With mail-in surveys, however, follow-up questions are not possible. That’s why your questionnaire design should be good from the get-go. If your questions were vague from the start, and you didn’t get the answers you needed, you’ll have just wasted your time and effort in administering the survey. You’ll have wasted the respondent’s time, too.
7. Kiosk surveys
The final and more niche option for gathering survey feedback is by using a kiosk survey. This is a survey on a computer screen located in physical locations such as offices, stores, lobbies, and hospitals. Kiosk survey research gathers instant feedback for a product or service.
Kiosk surveys are a good way to connect with local shoppers and residents. If you run a local business, it might be worth investing in this survey research method. It’s one way to get real-time feedback from your customers about their experience with your brand. You can then use the results of your survey to make the necessary adjustment to your strategies.
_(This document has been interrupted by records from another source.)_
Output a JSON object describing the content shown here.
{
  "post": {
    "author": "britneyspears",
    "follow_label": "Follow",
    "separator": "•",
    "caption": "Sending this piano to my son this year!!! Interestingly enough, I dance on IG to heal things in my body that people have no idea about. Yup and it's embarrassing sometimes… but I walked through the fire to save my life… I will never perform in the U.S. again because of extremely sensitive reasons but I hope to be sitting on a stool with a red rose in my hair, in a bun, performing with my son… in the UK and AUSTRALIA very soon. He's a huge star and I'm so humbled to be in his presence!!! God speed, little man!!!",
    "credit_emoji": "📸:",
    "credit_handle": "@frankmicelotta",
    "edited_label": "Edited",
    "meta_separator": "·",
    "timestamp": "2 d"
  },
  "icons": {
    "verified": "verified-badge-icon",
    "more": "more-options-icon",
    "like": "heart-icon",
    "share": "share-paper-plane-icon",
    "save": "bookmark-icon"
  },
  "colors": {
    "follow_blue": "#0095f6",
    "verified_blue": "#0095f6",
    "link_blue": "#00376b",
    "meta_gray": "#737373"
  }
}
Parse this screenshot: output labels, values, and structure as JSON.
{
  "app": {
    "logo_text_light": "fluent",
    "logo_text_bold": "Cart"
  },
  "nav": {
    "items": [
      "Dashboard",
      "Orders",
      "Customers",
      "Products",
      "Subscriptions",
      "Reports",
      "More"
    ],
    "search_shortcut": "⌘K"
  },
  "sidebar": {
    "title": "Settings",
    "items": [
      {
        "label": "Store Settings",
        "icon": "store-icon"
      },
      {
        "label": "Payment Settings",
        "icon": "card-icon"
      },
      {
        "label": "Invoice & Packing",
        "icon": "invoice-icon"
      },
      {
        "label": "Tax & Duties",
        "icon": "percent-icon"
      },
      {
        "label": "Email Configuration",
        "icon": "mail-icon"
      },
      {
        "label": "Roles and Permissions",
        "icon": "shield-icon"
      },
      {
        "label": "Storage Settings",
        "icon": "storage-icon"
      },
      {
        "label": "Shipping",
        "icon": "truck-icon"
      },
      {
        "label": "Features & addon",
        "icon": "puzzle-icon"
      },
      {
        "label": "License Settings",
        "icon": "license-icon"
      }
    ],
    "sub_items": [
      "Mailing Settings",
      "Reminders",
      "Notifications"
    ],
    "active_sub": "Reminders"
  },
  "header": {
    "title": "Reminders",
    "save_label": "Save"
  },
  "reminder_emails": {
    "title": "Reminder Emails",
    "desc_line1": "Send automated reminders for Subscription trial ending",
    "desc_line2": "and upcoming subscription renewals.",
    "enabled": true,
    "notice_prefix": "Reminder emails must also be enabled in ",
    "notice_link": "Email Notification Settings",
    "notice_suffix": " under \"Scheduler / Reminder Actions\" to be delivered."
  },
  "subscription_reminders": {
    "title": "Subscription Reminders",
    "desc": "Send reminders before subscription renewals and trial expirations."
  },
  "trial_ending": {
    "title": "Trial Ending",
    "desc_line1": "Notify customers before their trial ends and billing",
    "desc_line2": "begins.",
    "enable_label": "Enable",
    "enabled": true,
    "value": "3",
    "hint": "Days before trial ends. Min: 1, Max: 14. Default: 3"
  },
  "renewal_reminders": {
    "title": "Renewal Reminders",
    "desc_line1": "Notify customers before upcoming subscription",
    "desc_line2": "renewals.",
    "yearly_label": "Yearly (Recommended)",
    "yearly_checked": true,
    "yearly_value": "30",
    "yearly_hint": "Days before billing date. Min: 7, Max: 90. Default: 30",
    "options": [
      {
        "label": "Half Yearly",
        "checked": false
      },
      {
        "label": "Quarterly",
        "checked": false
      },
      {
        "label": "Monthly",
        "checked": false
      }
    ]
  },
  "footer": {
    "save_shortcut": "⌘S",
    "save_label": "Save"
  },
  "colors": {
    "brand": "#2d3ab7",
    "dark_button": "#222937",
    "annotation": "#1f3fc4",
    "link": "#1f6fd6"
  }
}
These types of surveys are becoming more and more popular at networking and business conferences. For example, a brand may set up a kiosk survey at their booth to gather reviews for their G2 or Capterra profiles.
It’s time to get some feedback
This article reviewed the seven types of survey research methods. The survey research methods range from online surveys to face-to-face interviews and mail-in surveys. Each of these research methods has its advantages and disadvantages.
Ultimately, the method you choose depends on your desired outcome and budget constraints.
Consider using a combination of survey methods for more accurate data, too. For instance, if you want to determine qualitative and quantitative data on customer satisfaction, the telephone interview will work well with an online survey. Just determine your goals and the resources you have at your disposal.
Pick that perfect combination that will generate the data you need to inform your business decisions. Your company will then be well on its way to success.